There were those – not exactly hopeful much less inspiring – years that a set of relatives took the reigns of then government. The previous one was a dark episode in the history of the country particularly so on three counts: The disregard for human dignity. The violation of human rights. The depreciation of human lives. With the eventual fall of the Martial Law Regime, people joyfully marched in the streets, singing songs and laughing with gusto. And the desired change came to fore: The dictator left. A new government was installed. There was jubilation all over the land.
So it was that practically the whole world admired the Filipinos and rejoiced their so-called “Bloodless Revolution.” This was considered as a sublime example of how civilized nations should act against an uncivilized government. The Filipinos were cheered at international airports, were admired and congratulated by people in foreign countries. Those were glorious and promising times for the Philippines until slowly but surely certain non-acceptable – odious and shameful – socio-political phenomena slowly but surely came to fore.
Never mind that the then leadership did not know what to do, how and when to do it. Never mind if there were those who made the leader their follower. Never mind if the otherwise golden opportunity for national socio-economic development was converted into but empty rhetoric. Among other interesting and notorious episodes that then took place, the people of the Philippines were entertained with the sale “galunggong” coming from Malacanang itself. They were induced to but electric generators for lack of power. Add hereto, the spectacle of coup d’etat one after another – not to mention the atrocious “Mendiola Massacre.”
So it was that slowly but surely, the so-called “Kamaganak, Inc.” became a living and vibrant reality in the country. In a few words, it meant that gradual but decided invasion of government by the close and/or distant known and trusted relatives of the then Malacanang occupant. And the rest is history. People were disappointed if not angry. So it was that a Constitutional Convention was called, held and thereafter signed by the delegates on 15 October 1986.

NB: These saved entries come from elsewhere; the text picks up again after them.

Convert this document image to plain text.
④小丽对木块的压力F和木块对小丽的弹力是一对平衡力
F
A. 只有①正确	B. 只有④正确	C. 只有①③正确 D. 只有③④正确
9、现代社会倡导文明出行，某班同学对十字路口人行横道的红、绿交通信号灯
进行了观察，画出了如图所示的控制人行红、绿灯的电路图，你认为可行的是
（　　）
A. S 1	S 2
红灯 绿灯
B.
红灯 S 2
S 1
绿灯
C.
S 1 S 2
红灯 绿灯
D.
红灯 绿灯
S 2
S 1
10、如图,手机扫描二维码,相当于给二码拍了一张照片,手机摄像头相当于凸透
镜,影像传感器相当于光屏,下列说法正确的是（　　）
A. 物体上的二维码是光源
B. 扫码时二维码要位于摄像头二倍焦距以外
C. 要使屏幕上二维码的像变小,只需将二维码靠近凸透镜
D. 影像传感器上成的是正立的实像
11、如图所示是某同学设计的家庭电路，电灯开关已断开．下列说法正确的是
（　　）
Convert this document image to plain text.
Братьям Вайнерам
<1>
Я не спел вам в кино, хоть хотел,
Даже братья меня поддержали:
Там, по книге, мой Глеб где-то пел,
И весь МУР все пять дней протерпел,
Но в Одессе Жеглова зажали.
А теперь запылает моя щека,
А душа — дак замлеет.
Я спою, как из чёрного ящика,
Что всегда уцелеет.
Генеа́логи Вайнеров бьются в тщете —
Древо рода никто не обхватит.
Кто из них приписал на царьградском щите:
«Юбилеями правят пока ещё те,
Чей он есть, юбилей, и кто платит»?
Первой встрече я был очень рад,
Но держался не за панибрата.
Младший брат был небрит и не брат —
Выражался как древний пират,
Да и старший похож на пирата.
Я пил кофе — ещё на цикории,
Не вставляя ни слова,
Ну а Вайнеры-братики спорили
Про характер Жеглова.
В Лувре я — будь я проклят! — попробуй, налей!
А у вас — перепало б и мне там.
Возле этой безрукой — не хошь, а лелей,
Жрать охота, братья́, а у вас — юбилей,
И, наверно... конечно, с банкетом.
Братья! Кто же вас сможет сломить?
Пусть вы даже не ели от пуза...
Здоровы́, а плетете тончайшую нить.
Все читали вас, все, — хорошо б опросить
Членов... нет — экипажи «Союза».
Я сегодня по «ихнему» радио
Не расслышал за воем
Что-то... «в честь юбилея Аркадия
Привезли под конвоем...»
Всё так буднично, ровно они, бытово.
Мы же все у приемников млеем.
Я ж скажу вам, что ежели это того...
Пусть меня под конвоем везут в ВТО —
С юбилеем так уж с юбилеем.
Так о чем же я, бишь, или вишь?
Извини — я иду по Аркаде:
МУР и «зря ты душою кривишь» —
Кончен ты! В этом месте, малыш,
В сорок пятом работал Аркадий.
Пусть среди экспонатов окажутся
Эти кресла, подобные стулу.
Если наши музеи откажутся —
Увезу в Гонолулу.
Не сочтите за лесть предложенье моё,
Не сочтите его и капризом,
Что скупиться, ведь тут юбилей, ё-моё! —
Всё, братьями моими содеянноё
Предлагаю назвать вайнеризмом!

Behold the provision and spirit of a State Policy, Art. II Section 26: “The State shall guarantee equal access to opportunities for public service, and prohibits political dynasties as may be defined by law.” Now it becomes clear what instanced this Constitutional Provision, and how come it is that to this date, the fundamental law remains futile under the present administration – an immediate hair of the former one that precisely ushered in the institution of the “Kamaganak, Inc.”